Keywords: Communication; Exosomes; Glioma; Neural stem cells; Tumor microenvironment.

Figure 1

Crosstalk between gliomas and non-glioma cells in tumor microenvironment. The tumor microenvironment of glioma contains many non-glioma cells around the tumor, such as neurons, astrocytes, oligodendrocytes, immune cells (microglia and macrophages), endothelial cells, stem cells, etc. Active neurons promote the growth of glioblastomas through secreted cytokine NLGN3. Excitatory neuronal activity mediates the neuron-glioma interactions mainly via the bona fide AMPA receptor-dependent neuron–glioma synapse. Glioma cells stimulate normal astrocytes into reactive astrocytes and then reactive astrocytes induce temozolomide-resistance of glioma cells via delivering exosomal MGMT. The interactions of astrocyte-microglia can regulate transcriptional re-programming of microglia, and microglia contribute to sustaining the immunosuppressive microenvironment in glioblastoma multiforme (GBM) for promoting tumor progression. Glioblastomas increase macrophage infiltration, and then infiltrated macrophages promote GBM survival and tumor angiogenesis via secreted cytokines.

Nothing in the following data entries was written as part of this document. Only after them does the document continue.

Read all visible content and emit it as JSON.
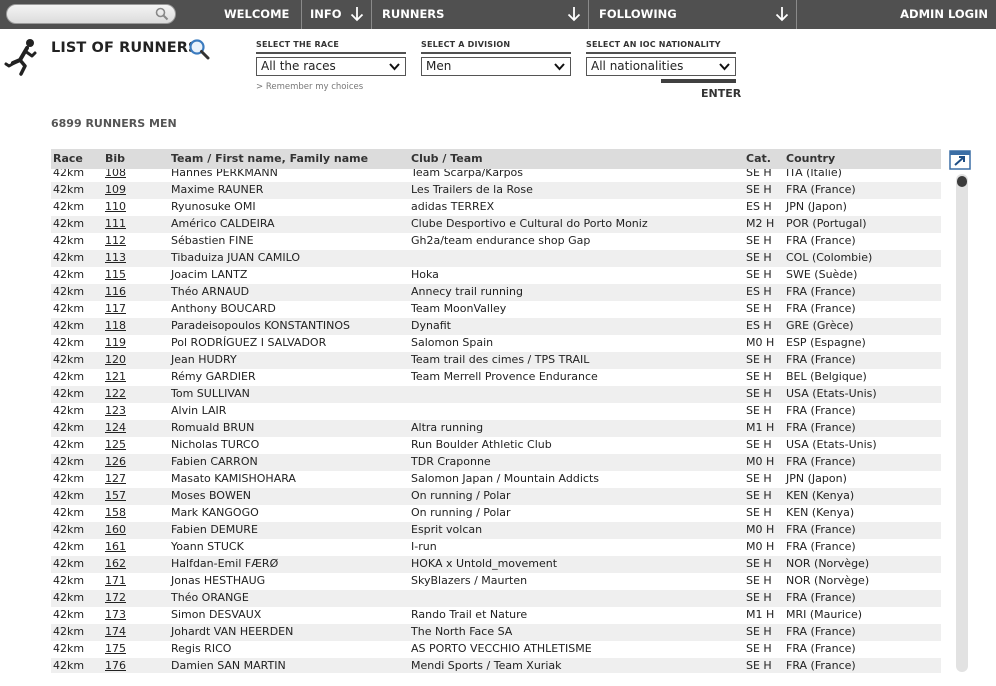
{
  "nav": {
    "search_placeholder": "",
    "welcome": "WELCOME",
    "info": "INFO",
    "runners": "RUNNERS",
    "following": "FOLLOWING",
    "admin_login": "ADMIN LOGIN"
  },
  "header": {
    "title": "LIST OF RUNNERS",
    "remember": "> Remember my choices",
    "enter": "ENTER",
    "count": "6899 RUNNERS MEN"
  },
  "filters": {
    "race": {
      "label": "SELECT THE RACE",
      "value": "All the races"
    },
    "division": {
      "label": "SELECT A DIVISION",
      "value": "Men"
    },
    "nationality": {
      "label": "SELECT AN IOC NATIONALITY",
      "value": "All nationalities"
    }
  },
  "table": {
    "headers": {
      "race": "Race",
      "bib": "Bib",
      "name": "Team / First name, Family name",
      "club": "Club / Team",
      "cat": "Cat.",
      "country": "Country"
    },
    "rows": [
      {
        "race": "42km",
        "bib": "108",
        "name": "Hannes PERKMANN",
        "club": "Team Scarpa/Karpos",
        "cat": "SE H",
        "country": "ITA (Italie)"
      },
      {
        "race": "42km",
        "bib": "109",
        "name": "Maxime RAUNER",
        "club": "Les Trailers de la Rose",
        "cat": "SE H",
        "country": "FRA (France)"
      },
      {
        "race": "42km",
        "bib": "110",
        "name": "Ryunosuke OMI",
        "club": "adidas TERREX",
        "cat": "ES H",
        "country": "JPN (Japon)"
      },
      {
        "race": "42km",
        "bib": "111",
        "name": "Américo CALDEIRA",
        "club": "Clube Desportivo e Cultural do Porto Moniz",
        "cat": "M2 H",
        "country": "POR (Portugal)"
      },
      {
        "race": "42km",
        "bib": "112",
        "name": "Sébastien FINE",
        "club": "Gh2a/team endurance shop Gap",
        "cat": "SE H",
        "country": "FRA (France)"
      },
      {
        "race": "42km",
        "bib": "113",
        "name": "Tibaduiza JUAN CAMILO",
        "club": "",
        "cat": "SE H",
        "country": "COL (Colombie)"
      },
      {
        "race": "42km",
        "bib": "115",
        "name": "Joacim LANTZ",
        "club": "Hoka",
        "cat": "SE H",
        "country": "SWE (Suède)"
      },
      {
        "race": "42km",
        "bib": "116",
        "name": "Théo ARNAUD",
        "club": "Annecy trail running",
        "cat": "ES H",
        "country": "FRA (France)"
      },
      {
        "race": "42km",
        "bib": "117",
        "name": "Anthony BOUCARD",
        "club": "Team MoonValley",
        "cat": "SE H",
        "country": "FRA (France)"
      },
      {
        "race": "42km",
        "bib": "118",
        "name": "Paradeisopoulos KONSTANTINOS",
        "club": "Dynafit",
        "cat": "ES H",
        "country": "GRE (Grèce)"
      },
      {
        "race": "42km",
        "bib": "119",
        "name": "Pol RODRÍGUEZ I SALVADOR",
        "club": "Salomon Spain",
        "cat": "M0 H",
        "country": "ESP (Espagne)"
      },
      {
        "race": "42km",
        "bib": "120",
        "name": "Jean HUDRY",
        "club": "Team trail des cimes / TPS TRAIL",
        "cat": "SE H",
        "country": "FRA (France)"
      },
      {
        "race": "42km",
        "bib": "121",
        "name": "Rémy GARDIER",
        "club": "Team Merrell Provence Endurance",
        "cat": "SE H",
        "country": "BEL (Belgique)"
      },
      {
        "race": "42km",
        "bib": "122",
        "name": "Tom SULLIVAN",
        "club": "",
        "cat": "SE H",
        "country": "USA (Etats-Unis)"
      },
      {
        "race": "42km",
        "bib": "123",
        "name": "Alvin LAIR",
        "club": "",
        "cat": "SE H",
        "country": "FRA (France)"
      },
      {
        "race": "42km",
        "bib": "124",
        "name": "Romuald BRUN",
        "club": "Altra running",
        "cat": "M1 H",
        "country": "FRA (France)"
      },
      {
        "race": "42km",
        "bib": "125",
        "name": "Nicholas TURCO",
        "club": "Run Boulder Athletic Club",
        "cat": "SE H",
        "country": "USA (Etats-Unis)"
      },
      {
        "race": "42km",
        "bib": "126",
        "name": "Fabien CARRON",
        "club": "TDR Craponne",
        "cat": "M0 H",
        "country": "FRA (France)"
      },
      {
        "race": "42km",
        "bib": "127",
        "name": "Masato KAMISHOHARA",
        "club": "Salomon Japan / Mountain Addicts",
        "cat": "SE H",
        "country": "JPN (Japon)"
      },
      {
        "race": "42km",
        "bib": "157",
        "name": "Moses BOWEN",
        "club": "On running / Polar",
        "cat": "SE H",
        "country": "KEN (Kenya)"
      },
      {
        "race": "42km",
        "bib": "158",
        "name": "Mark KANGOGO",
        "club": "On running / Polar",
        "cat": "SE H",
        "country": "KEN (Kenya)"
      },
      {
        "race": "42km",
        "bib": "160",
        "name": "Fabien DEMURE",
        "club": "Esprit volcan",
        "cat": "M0 H",
        "country": "FRA (France)"
      },
      {
        "race": "42km",
        "bib": "161",
        "name": "Yoann STUCK",
        "club": "I-run",
        "cat": "M0 H",
        "country": "FRA (France)"
      },
      {
        "race": "42km",
        "bib": "162",
        "name": "Halfdan-Emil FÆRØ",
        "club": "HOKA x Untold_movement",
        "cat": "SE H",
        "country": "NOR (Norvège)"
      },
      {
        "race": "42km",
        "bib": "171",
        "name": "Jonas HESTHAUG",
        "club": "SkyBlazers / Maurten",
        "cat": "SE H",
        "country": "NOR (Norvège)"
      },
      {
        "race": "42km",
        "bib": "172",
        "name": "Théo ORANGE",
        "club": "",
        "cat": "SE H",
        "country": "FRA (France)"
      },
      {
        "race": "42km",
        "bib": "173",
        "name": "Simon DESVAUX",
        "club": "Rando Trail et Nature",
        "cat": "M1 H",
        "country": "MRI (Maurice)"
      },
      {
        "race": "42km",
        "bib": "174",
        "name": "Johardt VAN HEERDEN",
        "club": "The North Face SA",
        "cat": "SE H",
        "country": "FRA (France)"
      },
      {
        "race": "42km",
        "bib": "175",
        "name": "Regis RICO",
        "club": "AS PORTO VECCHIO ATHLETISME",
        "cat": "SE H",
        "country": "FRA (France)"
      },
      {
        "race": "42km",
        "bib": "176",
        "name": "Damien SAN MARTIN",
        "club": "Mendi Sports / Team Xuriak",
        "cat": "SE H",
        "country": "FRA (France)"
      }
    ]
  },
  "icons": {
    "search": "search-icon",
    "nav_arrow": "arrow-down-icon",
    "logo": "runner-icon",
    "title_search": "magnifier-icon",
    "export": "export-icon",
    "dropdown": "chevron-down-icon"
  },
  "colors": {
    "nav_bg": "#505050",
    "header_row_bg": "#dcdcdc",
    "zebra_row_bg": "#efefef",
    "magnifier_blue": "#3b7bbf"
  }
}
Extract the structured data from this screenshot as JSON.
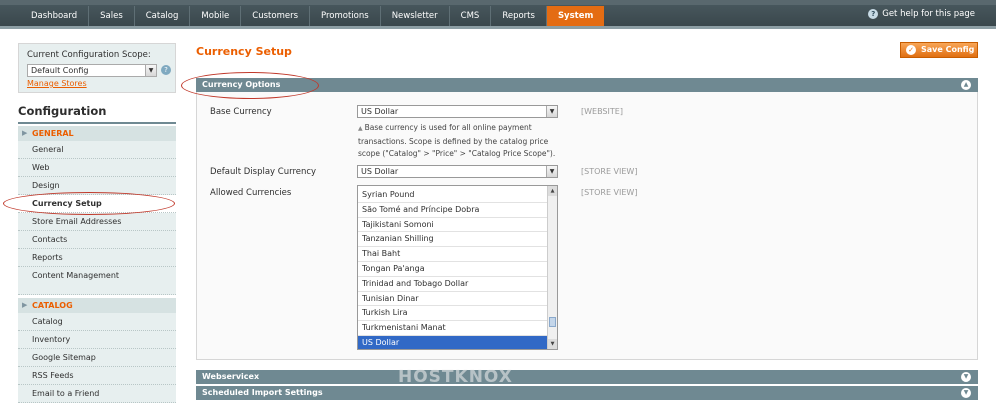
{
  "nav": {
    "items": [
      "Dashboard",
      "Sales",
      "Catalog",
      "Mobile",
      "Customers",
      "Promotions",
      "Newsletter",
      "CMS",
      "Reports",
      "System"
    ],
    "active": "System",
    "help": "Get help for this page"
  },
  "sidebar": {
    "scope_label": "Current Configuration Scope:",
    "scope_value": "Default Config",
    "manage_stores": "Manage Stores",
    "config_title": "Configuration",
    "general_title": "GENERAL",
    "general_items": [
      "General",
      "Web",
      "Design",
      "Currency Setup",
      "Store Email Addresses",
      "Contacts",
      "Reports",
      "Content Management"
    ],
    "active_item": "Currency Setup",
    "catalog_title": "CATALOG",
    "catalog_items": [
      "Catalog",
      "Inventory",
      "Google Sitemap",
      "RSS Feeds",
      "Email to a Friend"
    ]
  },
  "main": {
    "page_title": "Currency Setup",
    "save_label": "Save Config",
    "currency_options_title": "Currency Options",
    "base_currency_label": "Base Currency",
    "base_currency_value": "US Dollar",
    "base_currency_scope": "[WEBSITE]",
    "base_currency_note": "Base currency is used for all online payment transactions. Scope is defined by the catalog price scope (\"Catalog\" > \"Price\" > \"Catalog Price Scope\").",
    "display_currency_label": "Default Display Currency",
    "display_currency_value": "US Dollar",
    "display_currency_scope": "[STORE VIEW]",
    "allowed_label": "Allowed Currencies",
    "allowed_scope": "[STORE VIEW]",
    "allowed_options": [
      "Syrian Pound",
      "São Tomé and Príncipe Dobra",
      "Tajikistani Somoni",
      "Tanzanian Shilling",
      "Thai Baht",
      "Tongan Pa'anga",
      "Trinidad and Tobago Dollar",
      "Tunisian Dinar",
      "Turkish Lira",
      "Turkmenistani Manat",
      "US Dollar"
    ],
    "allowed_selected": "US Dollar",
    "webservicex_title": "Webservicex",
    "scheduled_title": "Scheduled Import Settings"
  },
  "watermark": "HOSTKNOX",
  "colors": {
    "accent": "#eb5e00",
    "nav_bg": "#3a474c",
    "header_bar": "#6f8992",
    "sidebar_bg": "#e7efef",
    "selected_option": "#3169c6",
    "annotation": "#c0392b"
  }
}
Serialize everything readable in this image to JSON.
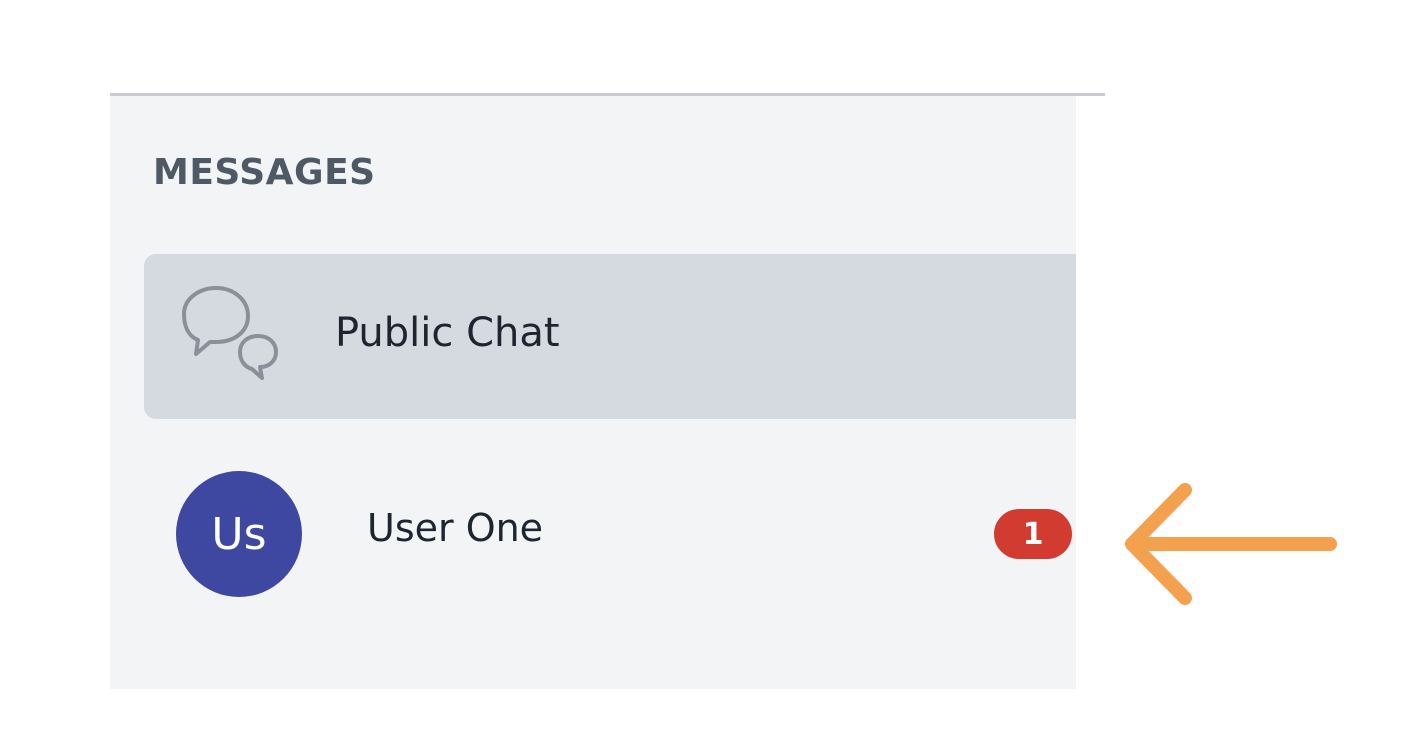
{
  "messages": {
    "title": "MESSAGES",
    "public_chat": {
      "label": "Public Chat",
      "icon": "chat-bubbles-icon"
    },
    "user_one": {
      "avatar_initials": "Us",
      "label": "User One",
      "unread_count": "1"
    }
  },
  "annotation": {
    "icon": "arrow-left-icon"
  },
  "colors": {
    "panel_bg": "#f3f4f6",
    "selected_bg": "#d5d9e0",
    "avatar_bg": "#3f48a1",
    "badge_bg": "#d23b30",
    "arrow": "#f3a04f",
    "title_text": "#4f5965"
  }
}
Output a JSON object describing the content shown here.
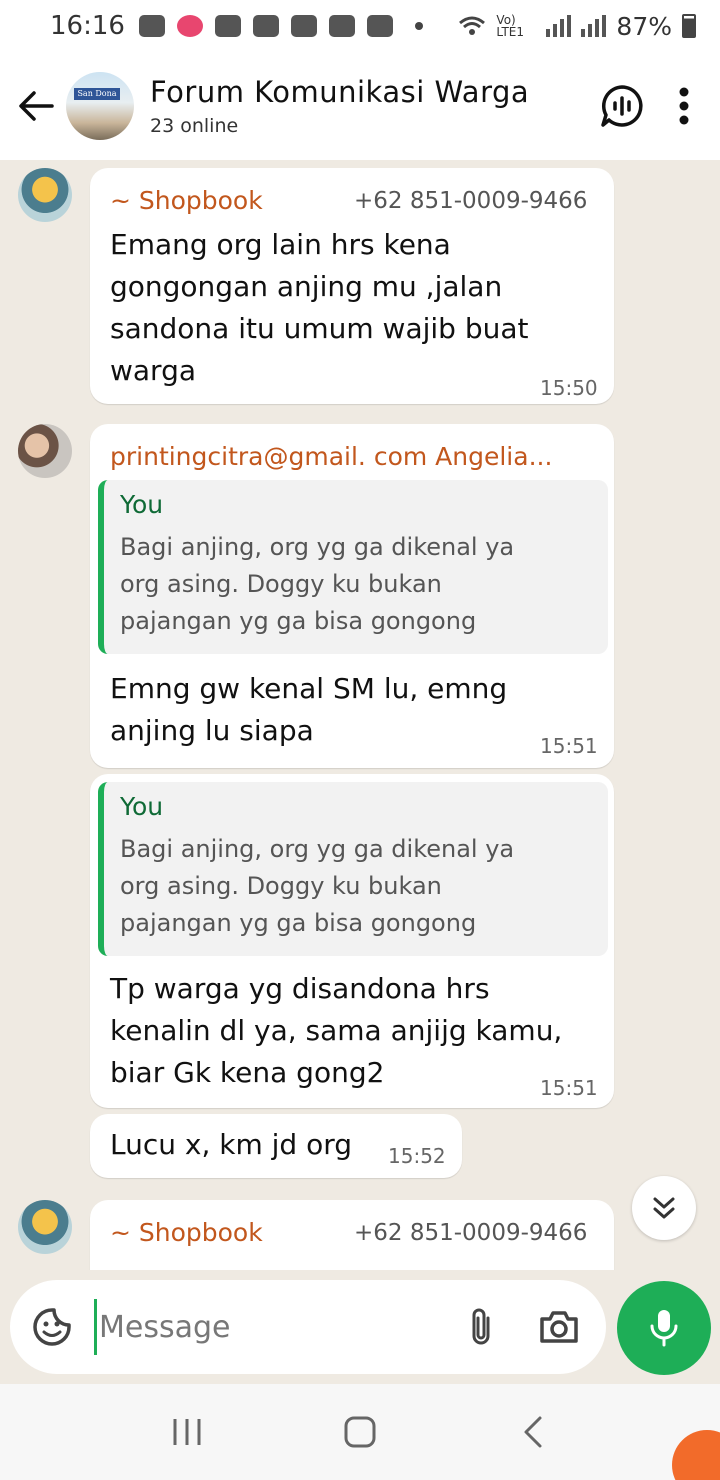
{
  "status_bar": {
    "time": "16:16",
    "network_label": "Vo) LTE1",
    "battery_percent": "87%"
  },
  "header": {
    "title": "Forum Komunikasi Warga",
    "subtitle": "23 online",
    "avatar_text": "San Dona"
  },
  "messages": [
    {
      "sender": "~ Shopbook",
      "phone": "+62 851-0009-9466",
      "lines": [
        "Emang org lain hrs kena",
        "gongongan anjing mu ,jalan",
        "sandona itu umum wajib buat",
        "warga"
      ],
      "time": "15:50"
    },
    {
      "sender": "printingcitra@gmail. com Angelia...",
      "quote": {
        "author": "You",
        "lines": [
          "Bagi anjing, org yg ga dikenal ya",
          "org asing. Doggy ku bukan",
          "pajangan yg ga bisa gongong"
        ]
      },
      "lines": [
        "Emng gw kenal SM lu, emng",
        "anjing lu siapa"
      ],
      "time": "15:51"
    },
    {
      "quote": {
        "author": "You",
        "lines": [
          "Bagi anjing, org yg ga dikenal ya",
          "org asing. Doggy ku bukan",
          "pajangan yg ga bisa gongong"
        ]
      },
      "lines": [
        "Tp warga yg disandona hrs",
        "kenalin dl ya, sama anjijg kamu,",
        "biar Gk kena gong2"
      ],
      "time": "15:51"
    },
    {
      "lines": [
        "Lucu x, km jd org"
      ],
      "time": "15:52"
    },
    {
      "sender": "~ Shopbook",
      "phone": "+62 851-0009-9466"
    }
  ],
  "input": {
    "placeholder": "Message"
  },
  "colors": {
    "accent_green": "#1eae57",
    "sender_orange": "#c2571d",
    "chat_background": "#efeae2"
  }
}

Olig2-positive glioma cells can be invaded by vessel co-option; the glioma-EC interactions restrict the anti-angiogenic therapy of gliomas. In addition, GBM contacting neural stem cells in the subventricular zone of the lateral ventricles result in a shorter overall survival of patients and increase early recurrence of gliomas. SVZ: Subventricular zone.

Figure 2

Challenges and effects of neural stem cells in the subventricular zone in glioma progression. A hypothetical scenario shows the crosstalk between neural stem cells (NSCs) in the subventricular zone (SVZ) and glioblastoma multiformes and the effects of SVZ NSCs in glioma progression. SVZ NSCs can exert chemoattractant effects on glioma cells through secretion of chemoattractant complex factors [such as pleiotrophin, HSP90B, and secreted protein acidic and rich in cysteine (SPARC)/SPARC-like protein 1], and glioblastomas can induce SVZ NSCs to de-differentiate into tumor-promoting cells via glioblastoma-derived extracellular vesicles (EVs). The SVZ NSC-glioma interactions are mainly mediated by the secreted factors, especially EVs/exosomes. Understanding the biological mechanisms mediated by cytokines and EVs/exosomes will help to discover new therapeutic strategy. NSCs: Neural stem cells; SVZ: Subventricular zone; GBM: Glioblastoma multiforme.